Alexis Kourafas is a 17-year-old grant review board member who helps decide who receives grants from the Youth Neighborhood Association Partnership Program. Thirty groups received $1,000 each this year.
"This program means a lot to me personally," the Cimarron-Memorial High School senior, who serves as the board chairman, said. "It's great to see the kids reaching out, trying to make a difference and being involved in community service projects.
"We hear too often about negative aspects in the city of Las Vegas, and it's great to see kids making a difference," Kourafas said.
The program is run out of the city Neighborhood Services Department by Jocelyn Bluitt-Fisher, of whom Kourafas said "I can't say enough. She loves her job."
Bluitt-Fisher said the program has grown over its six years from $5,000 to the current $30,000.
She said the key is that "it truly is youth-driven."

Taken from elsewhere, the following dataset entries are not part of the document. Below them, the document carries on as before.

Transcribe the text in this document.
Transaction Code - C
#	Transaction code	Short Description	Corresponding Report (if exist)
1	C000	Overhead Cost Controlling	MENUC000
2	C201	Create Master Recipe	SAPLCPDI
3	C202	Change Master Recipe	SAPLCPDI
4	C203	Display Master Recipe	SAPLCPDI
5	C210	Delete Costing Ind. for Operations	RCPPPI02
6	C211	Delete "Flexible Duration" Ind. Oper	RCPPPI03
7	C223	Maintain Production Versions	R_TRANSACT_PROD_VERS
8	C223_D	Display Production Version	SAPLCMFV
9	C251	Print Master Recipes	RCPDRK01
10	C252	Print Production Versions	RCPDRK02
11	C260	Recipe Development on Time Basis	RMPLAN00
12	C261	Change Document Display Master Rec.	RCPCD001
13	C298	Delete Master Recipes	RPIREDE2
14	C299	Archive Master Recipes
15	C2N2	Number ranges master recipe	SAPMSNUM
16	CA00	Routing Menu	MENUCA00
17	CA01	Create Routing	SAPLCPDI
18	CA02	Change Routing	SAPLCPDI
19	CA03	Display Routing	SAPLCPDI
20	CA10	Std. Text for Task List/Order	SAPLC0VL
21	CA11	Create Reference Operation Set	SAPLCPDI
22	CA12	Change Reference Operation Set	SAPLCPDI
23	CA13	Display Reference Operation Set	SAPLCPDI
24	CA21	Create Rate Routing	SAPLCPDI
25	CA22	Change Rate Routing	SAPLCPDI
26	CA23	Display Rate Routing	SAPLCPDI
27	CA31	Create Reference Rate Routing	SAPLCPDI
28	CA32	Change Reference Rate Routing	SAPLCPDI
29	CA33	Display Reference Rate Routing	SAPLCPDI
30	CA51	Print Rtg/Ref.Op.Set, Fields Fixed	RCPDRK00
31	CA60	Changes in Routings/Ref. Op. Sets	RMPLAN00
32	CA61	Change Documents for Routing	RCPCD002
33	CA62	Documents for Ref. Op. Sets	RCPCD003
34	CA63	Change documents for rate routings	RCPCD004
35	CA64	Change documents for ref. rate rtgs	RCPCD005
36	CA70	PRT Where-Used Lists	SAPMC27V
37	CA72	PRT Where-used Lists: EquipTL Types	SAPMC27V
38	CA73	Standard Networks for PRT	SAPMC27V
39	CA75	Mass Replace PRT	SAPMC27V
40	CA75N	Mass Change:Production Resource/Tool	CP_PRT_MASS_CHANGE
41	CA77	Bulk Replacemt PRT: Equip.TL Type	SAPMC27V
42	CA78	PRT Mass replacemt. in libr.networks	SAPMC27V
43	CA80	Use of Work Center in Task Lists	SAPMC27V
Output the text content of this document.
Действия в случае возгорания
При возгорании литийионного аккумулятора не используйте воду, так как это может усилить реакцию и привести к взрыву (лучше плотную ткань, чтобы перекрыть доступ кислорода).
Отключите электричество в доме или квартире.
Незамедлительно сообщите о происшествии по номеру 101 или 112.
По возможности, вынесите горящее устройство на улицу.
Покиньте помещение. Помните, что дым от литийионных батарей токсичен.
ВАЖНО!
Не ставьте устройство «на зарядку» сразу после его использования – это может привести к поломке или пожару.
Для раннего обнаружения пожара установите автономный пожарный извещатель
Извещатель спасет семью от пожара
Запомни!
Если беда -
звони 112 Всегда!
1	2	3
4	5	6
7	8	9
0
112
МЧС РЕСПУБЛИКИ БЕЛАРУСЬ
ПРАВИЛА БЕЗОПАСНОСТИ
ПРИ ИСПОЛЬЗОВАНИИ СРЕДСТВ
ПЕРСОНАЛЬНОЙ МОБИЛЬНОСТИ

While they have adult sponsors, the youths develop the ideas and implement them. Also, the board that Kourafas chairs, which decides what programs get funded, is made up of eight adults and seven teens.

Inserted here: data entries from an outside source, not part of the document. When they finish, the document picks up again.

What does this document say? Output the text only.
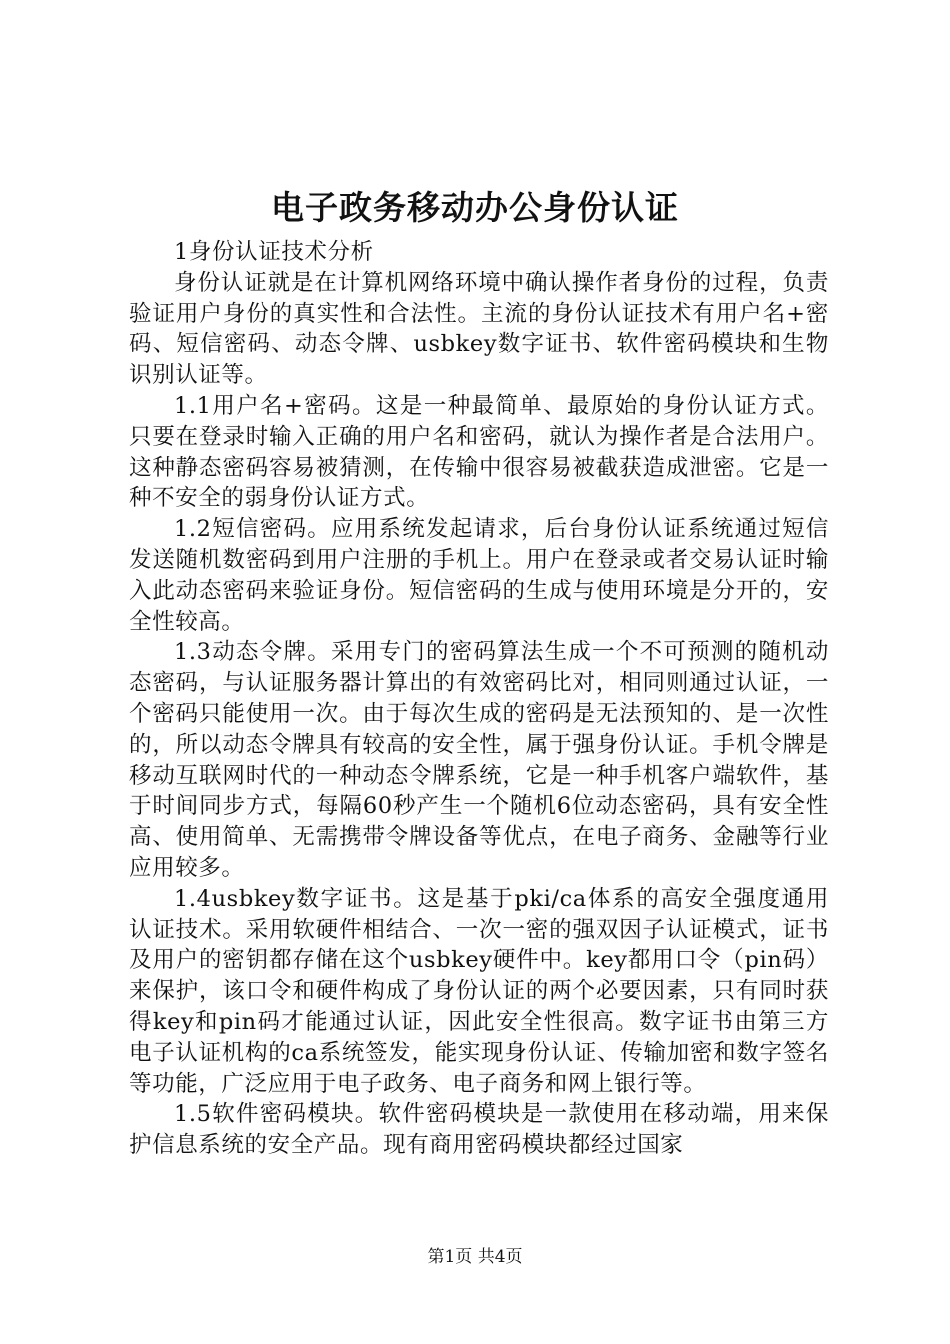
电子政务移动办公身份认证

1身份认证技术分析

身份认证就是在计算机网络环境中确认操作者身份的过程，负责验证用户身份的真实性和合法性。主流的身份认证技术有用户名+密码、短信密码、动态令牌、usbkey数字证书、软件密码模块和生物识别认证等。

1.1用户名+密码。这是一种最简单、最原始的身份认证方式。只要在登录时输入正确的用户名和密码，就认为操作者是合法用户。这种静态密码容易被猜测，在传输中很容易被截获造成泄密。它是一种不安全的弱身份认证方式。

1.2短信密码。应用系统发起请求，后台身份认证系统通过短信发送随机数密码到用户注册的手机上。用户在登录或者交易认证时输入此动态密码来验证身份。短信密码的生成与使用环境是分开的，安全性较高。

1.3动态令牌。采用专门的密码算法生成一个不可预测的随机动态密码，与认证服务器计算出的有效密码比对，相同则通过认证，一个密码只能使用一次。由于每次生成的密码是无法预知的、是一次性的，所以动态令牌具有较高的安全性，属于强身份认证。手机令牌是移动互联网时代的一种动态令牌系统，它是一种手机客户端软件，基于时间同步方式，每隔60秒产生一个随机6位动态密码，具有安全性高、使用简单、无需携带令牌设备等优点，在电子商务、金融等行业应用较多。

1.4usbkey数字证书。这是基于pki/ca体系的高安全强度通用认证技术。采用软硬件相结合、一次一密的强双因子认证模式，证书及用户的密钥都存储在这个usbkey硬件中。key都用口令（pin码）来保护，该口令和硬件构成了身份认证的两个必要因素，只有同时获得key和pin码才能通过认证，因此安全性很高。数字证书由第三方电子认证机构的ca系统签发，能实现身份认证、传输加密和数字签名等功能，广泛应用于电子政务、电子商务和网上银行等。

1.5软件密码模块。软件密码模块是一款使用在移动端，用来保护信息系统的安全产品。现有商用密码模块都经过国家

第1页 共4页
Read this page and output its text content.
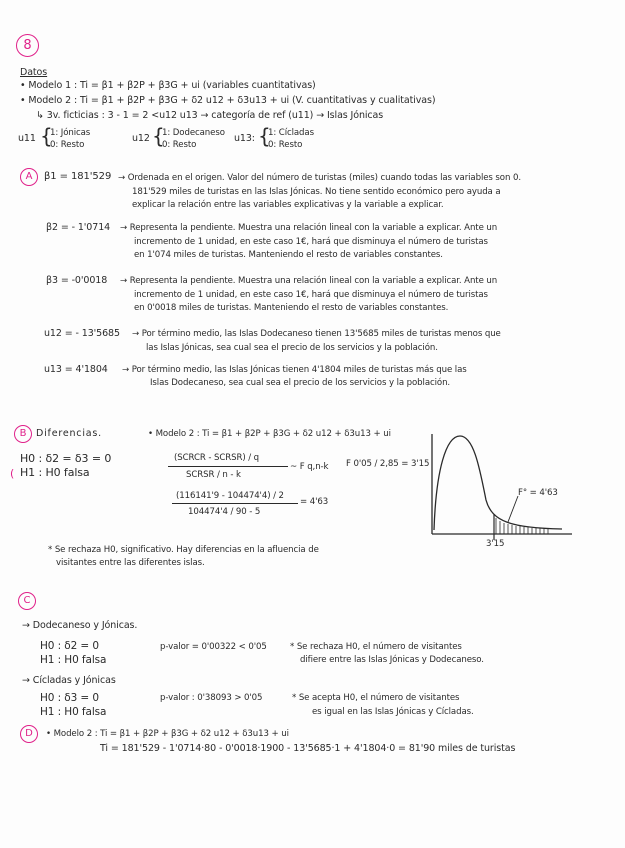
8
Datos
• Modelo 1 : Ti = β1 + β2P + β3G + ui (variables cuantitativas)
• Modelo 2 : Ti = β1 + β2P + β3G + δ2 u12 + δ3u13 + ui (V. cuantitativas y cualitativas)
↳ 3v. ficticias : 3 - 1 = 2 <u12 u13 → categoría de ref (u11) → Islas Jónicas
u11 {
1: Jónicas
0: Resto
u12 {
1: Dodecaneso
0: Resto
u13: {
1: Cícladas
0: Resto
A	β1 = 181'529 → Ordenada en el origen. Valor del número de turistas (miles) cuando todas las variables son 0.
181'529 miles de turistas en las Islas Jónicas. No tiene sentido económico pero ayuda a
explicar la relación entre las variables explicativas y la variable a explicar.
β2 = - 1'0714 → Representa la pendiente. Muestra una relación lineal con la variable a explicar. Ante un
incremento de 1 unidad, en este caso 1€, hará que disminuya el número de turistas
en 1'074 miles de turistas. Manteniendo el resto de variables constantes.
β3 = -0'0018 → Representa la pendiente. Muestra una relación lineal con la variable a explicar. Ante un
incremento de 1 unidad, en este caso 1€, hará que disminuya el número de turistas
en 0'0018 miles de turistas. Manteniendo el resto de variables constantes.
u12 = - 13'5685 → Por término medio, las Islas Dodecaneso tienen 13'5685 miles de turistas menos que
las Islas Jónicas, sea cual sea el precio de los servicios y la población.
u13 = 4'1804 → Por término medio, las Islas Jónicas tienen 4'1804 miles de turistas más que las
Islas Dodecaneso, sea cual sea el precio de los servicios y la población.
B	Diferencias.	• Modelo 2 : Ti = β1 + β2P + β3G + δ2 u12 + δ3u13 + ui
H0 : δ2 = δ3 = 0
H1 : H0 falsa
(
(SCRCR - SCRSR) / q
SCRSR / n - k
~ F q,n-k F 0'05 / 2,85 = 3'15
(116141'9 - 104474'4) / 2
104474'4 / 90 - 5
= 4'63
F° = 4'63
3'15
* Se rechaza H0, significativo. Hay diferencias en la afluencia de
visitantes entre las diferentes islas.
C
→ Dodecaneso y Jónicas.
H0 : δ2 = 0
H1 : H0 falsa
p-valor = 0'00322 < 0'05	* Se rechaza H0, el número de visitantes
difiere entre las Islas Jónicas y Dodecaneso.
→ Cícladas y Jónicas
H0 : δ3 = 0
H1 : H0 falsa
p-valor : 0'38093 > 0'05	* Se acepta H0, el número de visitantes
es igual en las Islas Jónicas y Cícladas.
D	• Modelo 2 : Ti = β1 + β2P + β3G + δ2 u12 + δ3u13 + ui
Ti = 181'529 - 1'0714·80 - 0'0018·1900 - 13'5685·1 + 4'1804·0 = 81'90 miles de turistas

The youths do everything "from beginning to end. I become their staff," Bluitt-Fisher said. "We want to get them into the role of being leaders. Problem-solving at that age prepares them."

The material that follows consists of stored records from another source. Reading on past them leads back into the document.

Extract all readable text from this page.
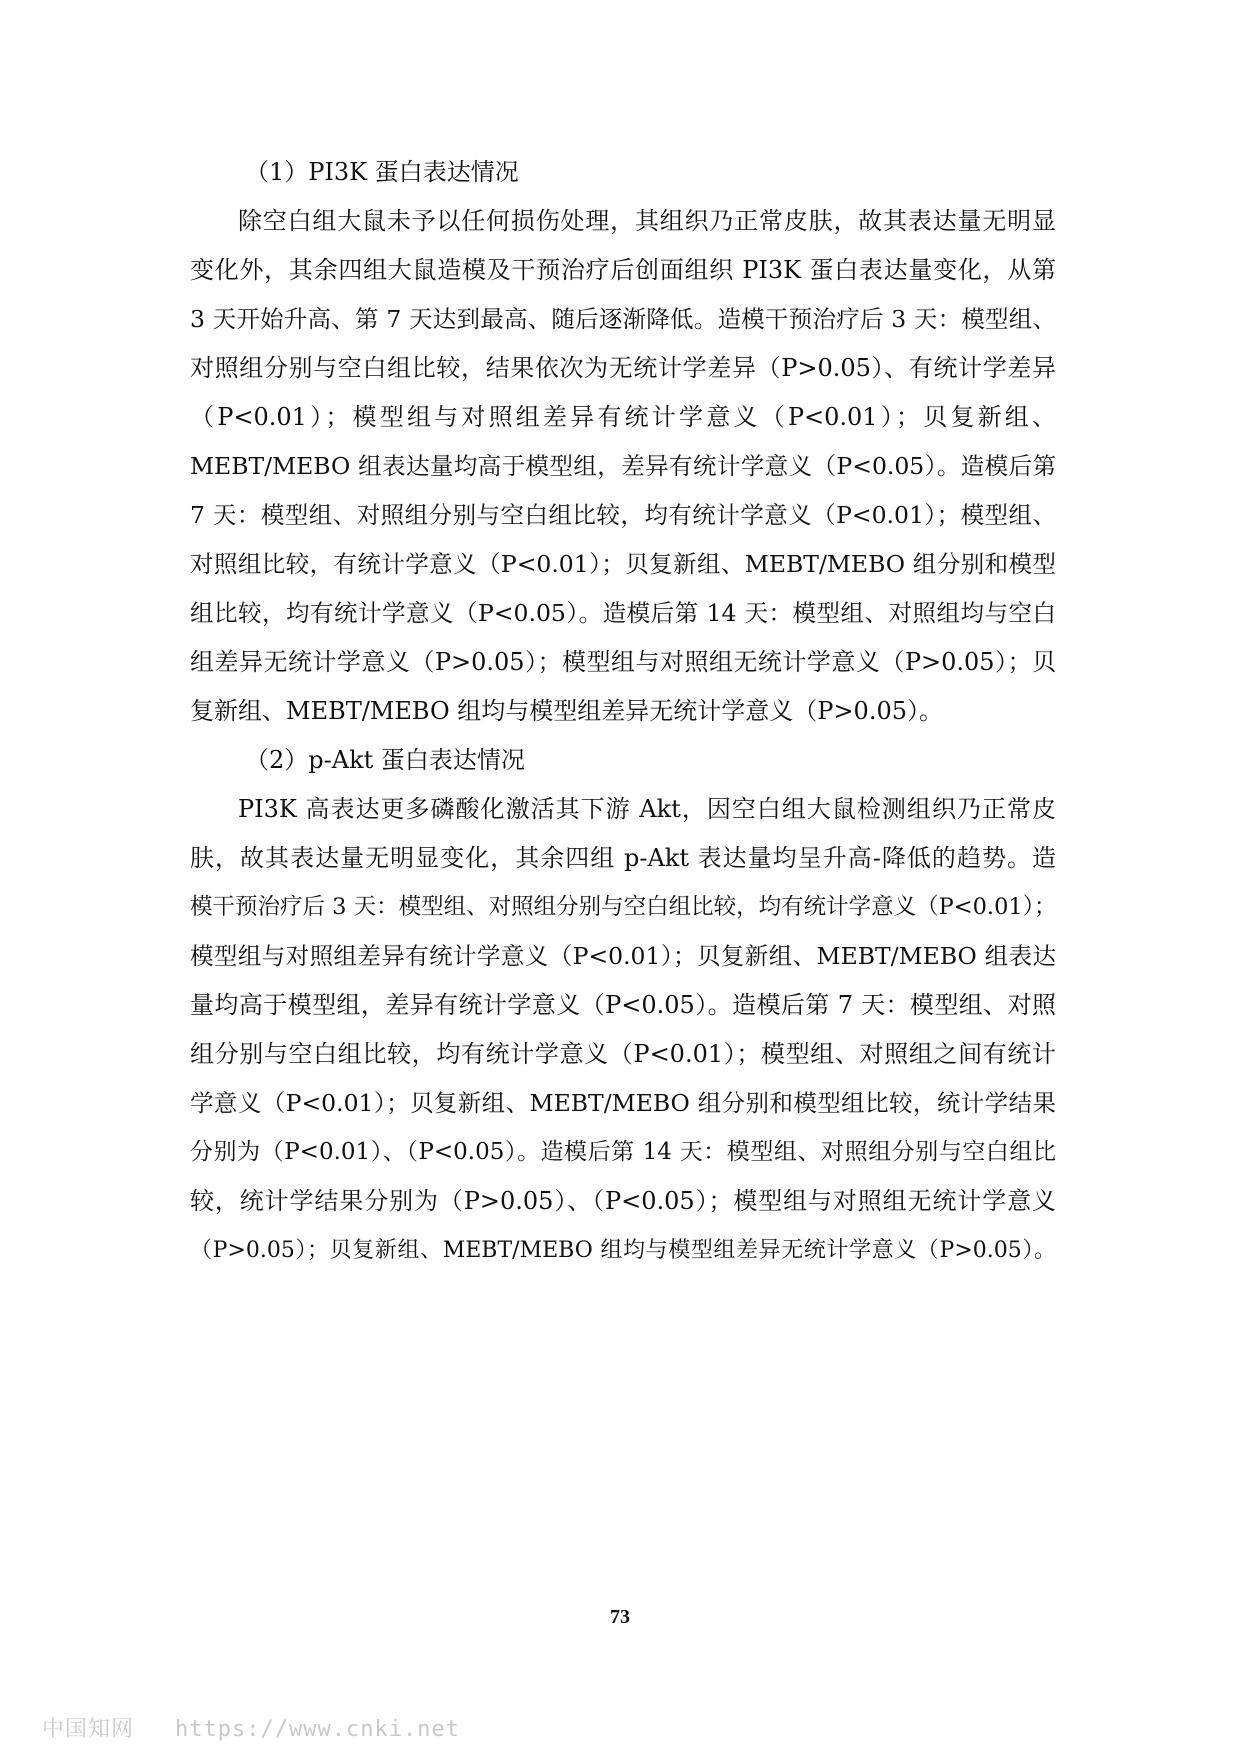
（1）PI3K 蛋白表达情况
除空白组大鼠未予以任何损伤处理，其组织乃正常皮肤，故其表达量无明显
变化外，其余四组大鼠造模及干预治疗后创面组织 PI3K 蛋白表达量变化，从第
3 天开始升高、第 7 天达到最高、随后逐渐降低。造模干预治疗后 3 天：模型组、
对照组分别与空白组比较，结果依次为无统计学差异（P>0.05）、有统计学差异
（P<0.01）；模型组与对照组差异有统计学意义（P<0.01）；贝复新组、
MEBT/MEBO 组表达量均高于模型组，差异有统计学意义（P<0.05）。造模后第
7 天：模型组、对照组分别与空白组比较，均有统计学意义（P<0.01）；模型组、
对照组比较，有统计学意义（P<0.01）；贝复新组、MEBT/MEBO 组分别和模型
组比较，均有统计学意义（P<0.05）。造模后第 14 天：模型组、对照组均与空白
组差异无统计学意义（P>0.05）；模型组与对照组无统计学意义（P>0.05）；贝
复新组、MEBT/MEBO 组均与模型组差异无统计学意义（P>0.05）。
（2）p-Akt 蛋白表达情况
PI3K 高表达更多磷酸化激活其下游 Akt，因空白组大鼠检测组织乃正常皮
肤，故其表达量无明显变化，其余四组 p-Akt 表达量均呈升高-降低的趋势。造
模干预治疗后 3 天：模型组、对照组分别与空白组比较，均有统计学意义（P<0.01）；
模型组与对照组差异有统计学意义（P<0.01）；贝复新组、MEBT/MEBO 组表达
量均高于模型组，差异有统计学意义（P<0.05）。造模后第 7 天：模型组、对照
组分别与空白组比较，均有统计学意义（P<0.01）；模型组、对照组之间有统计
学意义（P<0.01）；贝复新组、MEBT/MEBO 组分别和模型组比较，统计学结果
分别为（P<0.01）、（P<0.05）。造模后第 14 天：模型组、对照组分别与空白组比
较，统计学结果分别为（P>0.05）、（P<0.05）；模型组与对照组无统计学意义
（P>0.05）；贝复新组、MEBT/MEBO 组均与模型组差异无统计学意义（P>0.05）。
73
中国知网 https://www.cnki.net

Detrick Sanford, an 18-year-old freshman at UNLV, said in his two years on the board, "everyone's voice was heard. Everyone had one vote, and the adults didn't look down on the students."
The program "allows the youth of the community to do a community service project they plan themselves and they get their hands into and at the end they get to see the product," Sanford said. "It's nothing an adult dictates to them and says they have to do."
Cheyenne High School freshman Samantha Pfisterer, 14, is involved with her Girl Scout Troop 141 in a project to deliver dental supplies to kids.
"It started last April when a few of our girls went to a dental workshop at community college and found out 3,000 kids in the Las Vegas area go to bed with tooth pain," Pfisterer said. They started collecting toothbrushes and toothpaste, she said, and "that's when we wanted to make it bigger and help more kids."
Part of the project will entail developing a coloring book with word games and puzzles associated with dental hygiene, Pfisterer said.
"Then we're gonna put those in bags and hand them out," she said.
"People think teenagers don't get involved, but they're wrong," she said. "I like it because it's fun, you see people smile, you know you made their day better."